# NLP Basic Concept
## Lexical Analysis
### Tokenization
Breaks down raw text into smaller, meaningful units called tokens (words, subwords, or characters)

In [None]:
import nltk
from nltk.tokenize import sent_tokenize, word_tokenize
nltk.download('punkt_tab')

[nltk_data] Downloading package punkt_tab to /home/adam/nltk_data...
[nltk_data]   Package punkt_tab is already up-to-date!


True

In [23]:
text = "NLTK tokenizing is a crucial step in NLP. It is widely used."

sentences = sent_tokenize(text)
words = word_tokenize(text)

print("Sentences:", sentences)
print("Words:", words)

Sentences: ['NLTK tokenizing is a crucial step in NLP.', 'It is widely used.']
Words: ['NLTK', 'tokenizing', 'is', 'a', 'crucial', 'step', 'in', 'NLP', '.', 'It', 'is', 'widely', 'used', '.']


### Case folding
Converts all characters in a text to a single case (usually lowercase)

In [25]:
print(text.lower())

nltk tokenizing is a crucial step in nlp. it is widely used.


### Punctuation Removal
Only retain the important word by removing punctuations

In [26]:
import string
teks = "Hello!!! Are you there??? :)"
print(''.join([char for char in teks if char not in string.punctuation]))

Hello Are you there 


### Stop word removal
Filters out common, less meaningful words (like "the," "is," "a") to reduce noise

In [27]:
from nltk.corpus import stopwords
nltk.download('stopwords')

[nltk_data] Downloading package stopwords to /home/adam/nltk_data...
[nltk_data]   Unzipping corpora/stopwords.zip.


True

In [None]:
words = word_tokenize("This is an example of stop word removal.")
print([word for word in words if word.lower() not in stopwords.words('english')])

['example', 'stop', 'word', 'removal', '.']


### Abbreviations Handling

In [29]:
import re

In [30]:
text = "Dr Smith is an M.D from U.S."
abbrev_cleaned = re.sub(r'\b(Dr|Mr|Ms|M\.D|U\.S)\.', lambda x : x.group(0).replace('.', ''), text)
print(abbrev_cleaned)


Dr Smith is an M.D from US


In [31]:
sent = "Prof John lives in the U.K. and works at M.I.T."
fixed_sent = re.sub(r'\b([A-Z])\.', r'\1', sent)
print(fixed_sent)

Prof John lives in the UK and works at MIT


### Stemming
Chops off word endings (suffixes/prefixes) to reduce words to their common "stem" or root form

In [32]:
from nltk.stem import PorterStemmer

In [33]:
stemmer = PorterStemmer()
words = ['running', 'runs', 'runner']
print([stemmer.stem(word) for word in words])

['run', 'run', 'runner']


### Part-of-speech tagging
Assigning grammatical categories (like noun, verb, adjective) to each word in a text

In [34]:
nltk.download('averaged_perceptron_tagger_eng')

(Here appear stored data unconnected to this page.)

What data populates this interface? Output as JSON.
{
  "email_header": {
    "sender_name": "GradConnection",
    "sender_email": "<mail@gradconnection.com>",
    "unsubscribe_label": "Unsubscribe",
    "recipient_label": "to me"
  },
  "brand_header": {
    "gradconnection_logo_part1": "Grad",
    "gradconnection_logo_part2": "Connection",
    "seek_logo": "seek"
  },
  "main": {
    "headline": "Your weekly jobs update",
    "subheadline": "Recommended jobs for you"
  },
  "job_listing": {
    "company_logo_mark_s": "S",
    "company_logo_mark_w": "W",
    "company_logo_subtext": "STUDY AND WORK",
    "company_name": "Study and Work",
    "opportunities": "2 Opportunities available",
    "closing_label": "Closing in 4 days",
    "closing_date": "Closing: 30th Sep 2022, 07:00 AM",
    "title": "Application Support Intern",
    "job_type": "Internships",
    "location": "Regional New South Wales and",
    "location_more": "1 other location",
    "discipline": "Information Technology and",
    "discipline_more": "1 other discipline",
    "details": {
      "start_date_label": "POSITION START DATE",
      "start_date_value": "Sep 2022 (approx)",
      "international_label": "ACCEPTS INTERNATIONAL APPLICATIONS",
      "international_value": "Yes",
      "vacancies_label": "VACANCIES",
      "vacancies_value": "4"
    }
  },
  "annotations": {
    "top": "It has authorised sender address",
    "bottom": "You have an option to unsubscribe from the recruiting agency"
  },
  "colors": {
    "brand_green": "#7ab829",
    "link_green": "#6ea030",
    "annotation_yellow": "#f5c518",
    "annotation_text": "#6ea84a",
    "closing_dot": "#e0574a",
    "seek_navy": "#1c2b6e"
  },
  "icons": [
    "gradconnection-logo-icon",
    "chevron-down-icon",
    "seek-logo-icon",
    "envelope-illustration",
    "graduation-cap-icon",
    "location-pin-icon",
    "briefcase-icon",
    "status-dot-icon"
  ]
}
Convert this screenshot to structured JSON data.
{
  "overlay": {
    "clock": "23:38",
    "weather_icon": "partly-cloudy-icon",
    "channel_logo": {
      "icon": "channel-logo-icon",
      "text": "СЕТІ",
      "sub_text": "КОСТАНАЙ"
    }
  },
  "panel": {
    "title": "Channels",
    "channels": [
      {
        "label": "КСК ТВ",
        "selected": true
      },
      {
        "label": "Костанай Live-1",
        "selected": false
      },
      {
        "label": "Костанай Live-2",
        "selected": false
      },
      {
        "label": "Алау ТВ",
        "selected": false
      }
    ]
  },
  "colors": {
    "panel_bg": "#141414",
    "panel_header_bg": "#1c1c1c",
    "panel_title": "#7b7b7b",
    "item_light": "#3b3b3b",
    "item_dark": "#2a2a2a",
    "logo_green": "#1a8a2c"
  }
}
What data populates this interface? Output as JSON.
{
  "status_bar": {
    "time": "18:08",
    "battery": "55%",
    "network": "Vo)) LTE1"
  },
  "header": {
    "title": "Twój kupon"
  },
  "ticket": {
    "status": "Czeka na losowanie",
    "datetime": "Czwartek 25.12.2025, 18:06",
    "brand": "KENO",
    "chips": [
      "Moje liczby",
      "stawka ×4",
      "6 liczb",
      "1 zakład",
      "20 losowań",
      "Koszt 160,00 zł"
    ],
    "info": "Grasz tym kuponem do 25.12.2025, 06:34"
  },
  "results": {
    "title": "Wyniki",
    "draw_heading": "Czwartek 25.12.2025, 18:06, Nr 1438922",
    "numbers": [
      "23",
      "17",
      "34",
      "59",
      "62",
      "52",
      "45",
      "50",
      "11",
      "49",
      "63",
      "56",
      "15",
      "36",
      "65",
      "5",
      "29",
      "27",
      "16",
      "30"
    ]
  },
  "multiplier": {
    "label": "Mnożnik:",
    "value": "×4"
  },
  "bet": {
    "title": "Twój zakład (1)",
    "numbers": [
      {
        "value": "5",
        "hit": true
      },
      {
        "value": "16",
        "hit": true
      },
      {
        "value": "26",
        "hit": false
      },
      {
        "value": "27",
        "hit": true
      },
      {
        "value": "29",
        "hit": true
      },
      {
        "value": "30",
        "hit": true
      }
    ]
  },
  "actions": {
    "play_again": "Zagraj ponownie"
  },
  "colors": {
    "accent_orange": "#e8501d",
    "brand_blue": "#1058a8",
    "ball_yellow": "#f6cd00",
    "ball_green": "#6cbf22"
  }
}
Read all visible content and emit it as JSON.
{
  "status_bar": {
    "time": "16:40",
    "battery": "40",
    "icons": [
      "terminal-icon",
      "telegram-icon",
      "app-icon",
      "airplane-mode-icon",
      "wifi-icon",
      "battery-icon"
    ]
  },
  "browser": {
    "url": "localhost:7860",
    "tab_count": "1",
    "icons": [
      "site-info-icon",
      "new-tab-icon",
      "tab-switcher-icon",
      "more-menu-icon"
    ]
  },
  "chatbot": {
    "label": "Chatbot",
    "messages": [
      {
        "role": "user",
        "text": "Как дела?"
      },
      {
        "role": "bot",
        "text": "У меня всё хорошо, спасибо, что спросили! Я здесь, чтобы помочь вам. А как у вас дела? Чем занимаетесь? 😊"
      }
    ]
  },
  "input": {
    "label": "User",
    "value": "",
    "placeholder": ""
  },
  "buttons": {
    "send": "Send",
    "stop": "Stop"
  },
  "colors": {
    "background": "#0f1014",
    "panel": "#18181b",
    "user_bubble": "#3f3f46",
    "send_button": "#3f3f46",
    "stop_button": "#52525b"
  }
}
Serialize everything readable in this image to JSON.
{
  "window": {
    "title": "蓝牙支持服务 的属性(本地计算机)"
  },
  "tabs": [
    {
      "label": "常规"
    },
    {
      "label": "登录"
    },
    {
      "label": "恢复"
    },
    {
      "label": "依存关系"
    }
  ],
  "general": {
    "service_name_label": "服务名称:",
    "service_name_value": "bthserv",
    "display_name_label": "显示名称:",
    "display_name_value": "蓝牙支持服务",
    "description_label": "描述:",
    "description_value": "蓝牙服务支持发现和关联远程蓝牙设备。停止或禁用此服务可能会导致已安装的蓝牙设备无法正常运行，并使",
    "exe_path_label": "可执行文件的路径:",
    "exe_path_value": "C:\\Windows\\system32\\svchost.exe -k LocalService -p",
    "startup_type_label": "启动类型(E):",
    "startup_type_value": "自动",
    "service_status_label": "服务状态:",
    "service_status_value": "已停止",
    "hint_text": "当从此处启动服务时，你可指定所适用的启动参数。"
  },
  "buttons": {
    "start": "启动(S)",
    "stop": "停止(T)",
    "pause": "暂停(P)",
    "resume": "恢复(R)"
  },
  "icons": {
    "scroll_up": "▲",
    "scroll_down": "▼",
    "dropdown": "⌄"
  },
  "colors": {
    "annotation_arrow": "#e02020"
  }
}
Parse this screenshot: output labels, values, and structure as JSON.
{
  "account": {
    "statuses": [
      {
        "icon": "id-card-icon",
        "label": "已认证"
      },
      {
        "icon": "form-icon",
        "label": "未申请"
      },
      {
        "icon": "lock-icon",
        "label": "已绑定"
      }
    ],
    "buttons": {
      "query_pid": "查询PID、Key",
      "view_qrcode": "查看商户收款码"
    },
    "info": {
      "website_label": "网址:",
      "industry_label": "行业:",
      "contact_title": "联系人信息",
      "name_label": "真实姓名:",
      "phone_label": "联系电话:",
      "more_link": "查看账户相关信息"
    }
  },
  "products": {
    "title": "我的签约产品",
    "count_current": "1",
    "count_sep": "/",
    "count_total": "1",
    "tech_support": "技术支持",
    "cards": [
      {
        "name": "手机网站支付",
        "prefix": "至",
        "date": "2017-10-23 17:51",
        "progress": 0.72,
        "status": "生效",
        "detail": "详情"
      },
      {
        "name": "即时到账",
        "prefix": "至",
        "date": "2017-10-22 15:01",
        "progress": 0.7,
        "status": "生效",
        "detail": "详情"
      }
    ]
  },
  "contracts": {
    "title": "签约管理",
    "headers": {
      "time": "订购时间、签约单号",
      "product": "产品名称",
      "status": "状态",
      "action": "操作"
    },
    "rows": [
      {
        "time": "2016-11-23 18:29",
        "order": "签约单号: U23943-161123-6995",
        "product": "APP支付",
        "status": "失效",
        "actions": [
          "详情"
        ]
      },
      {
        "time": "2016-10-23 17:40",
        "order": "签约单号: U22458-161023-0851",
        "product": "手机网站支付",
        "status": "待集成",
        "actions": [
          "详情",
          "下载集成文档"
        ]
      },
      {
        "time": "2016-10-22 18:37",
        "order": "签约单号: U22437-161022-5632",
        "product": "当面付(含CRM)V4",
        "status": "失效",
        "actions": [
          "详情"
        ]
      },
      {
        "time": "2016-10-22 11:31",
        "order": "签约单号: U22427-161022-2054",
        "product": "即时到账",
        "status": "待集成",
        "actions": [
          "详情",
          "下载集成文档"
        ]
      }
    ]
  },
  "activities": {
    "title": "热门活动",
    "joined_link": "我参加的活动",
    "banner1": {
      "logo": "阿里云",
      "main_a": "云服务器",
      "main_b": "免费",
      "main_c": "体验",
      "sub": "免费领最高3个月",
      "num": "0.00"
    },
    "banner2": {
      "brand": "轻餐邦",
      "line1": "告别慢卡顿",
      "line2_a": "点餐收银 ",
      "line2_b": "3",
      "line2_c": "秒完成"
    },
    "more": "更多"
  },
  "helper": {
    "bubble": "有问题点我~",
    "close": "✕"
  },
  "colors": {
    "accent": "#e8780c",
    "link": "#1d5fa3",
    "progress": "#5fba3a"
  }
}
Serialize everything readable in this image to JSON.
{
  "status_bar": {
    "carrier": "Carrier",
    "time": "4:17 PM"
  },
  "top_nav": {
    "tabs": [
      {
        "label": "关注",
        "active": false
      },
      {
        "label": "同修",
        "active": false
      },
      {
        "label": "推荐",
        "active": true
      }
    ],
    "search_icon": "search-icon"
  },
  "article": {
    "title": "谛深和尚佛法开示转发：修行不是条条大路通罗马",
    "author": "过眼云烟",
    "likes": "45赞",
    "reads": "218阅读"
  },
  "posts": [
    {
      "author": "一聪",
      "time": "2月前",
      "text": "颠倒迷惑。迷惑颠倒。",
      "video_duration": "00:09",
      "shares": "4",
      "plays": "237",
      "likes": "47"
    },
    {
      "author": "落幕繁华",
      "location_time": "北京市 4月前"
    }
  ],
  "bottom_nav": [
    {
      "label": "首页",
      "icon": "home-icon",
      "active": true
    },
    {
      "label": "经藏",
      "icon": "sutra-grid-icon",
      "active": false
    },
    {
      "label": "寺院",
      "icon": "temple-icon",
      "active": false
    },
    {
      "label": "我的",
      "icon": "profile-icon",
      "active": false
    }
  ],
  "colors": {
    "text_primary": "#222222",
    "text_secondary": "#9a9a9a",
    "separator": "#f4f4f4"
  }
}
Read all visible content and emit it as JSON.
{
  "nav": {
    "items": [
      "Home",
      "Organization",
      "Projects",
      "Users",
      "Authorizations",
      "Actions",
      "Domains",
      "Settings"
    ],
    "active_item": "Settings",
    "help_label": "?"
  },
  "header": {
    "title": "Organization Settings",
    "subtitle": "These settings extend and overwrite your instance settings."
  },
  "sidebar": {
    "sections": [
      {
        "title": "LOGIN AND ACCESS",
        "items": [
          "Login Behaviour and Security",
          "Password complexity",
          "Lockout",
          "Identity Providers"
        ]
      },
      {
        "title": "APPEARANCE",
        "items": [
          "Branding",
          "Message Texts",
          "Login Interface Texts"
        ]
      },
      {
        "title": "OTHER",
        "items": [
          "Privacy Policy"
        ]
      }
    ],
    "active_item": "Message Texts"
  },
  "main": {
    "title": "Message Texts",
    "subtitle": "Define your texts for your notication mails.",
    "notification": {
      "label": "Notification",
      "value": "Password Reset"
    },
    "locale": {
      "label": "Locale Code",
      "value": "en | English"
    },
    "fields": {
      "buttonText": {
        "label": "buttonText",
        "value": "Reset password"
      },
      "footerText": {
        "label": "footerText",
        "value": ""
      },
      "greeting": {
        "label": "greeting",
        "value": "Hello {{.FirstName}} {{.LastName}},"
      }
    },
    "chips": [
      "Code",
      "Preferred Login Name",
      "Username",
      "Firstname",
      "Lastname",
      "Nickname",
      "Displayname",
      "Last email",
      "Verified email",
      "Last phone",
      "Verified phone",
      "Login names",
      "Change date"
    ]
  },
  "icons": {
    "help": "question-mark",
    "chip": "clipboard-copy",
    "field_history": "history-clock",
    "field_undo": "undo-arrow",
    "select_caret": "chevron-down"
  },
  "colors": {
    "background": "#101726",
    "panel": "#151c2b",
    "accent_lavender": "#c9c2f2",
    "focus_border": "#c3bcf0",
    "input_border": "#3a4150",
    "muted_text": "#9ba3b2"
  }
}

[nltk_data] Downloading package averaged_perceptron_tagger_eng to
[nltk_data]     /home/adam/nltk_data...
[nltk_data]   Unzipping taggers/averaged_perceptron_tagger_eng.zip.


True

In [35]:
tokens = word_tokenize("The quick brown fox jumps over the lazy dog.")
print(nltk.pos_tag(tokens))

[('The', 'DT'), ('quick', 'JJ'), ('brown', 'NN'), ('fox', 'NN'), ('jumps', 'VBZ'), ('over', 'IN'), ('the', 'DT'), ('lazy', 'JJ'), ('dog', 'NN'), ('.', '.')]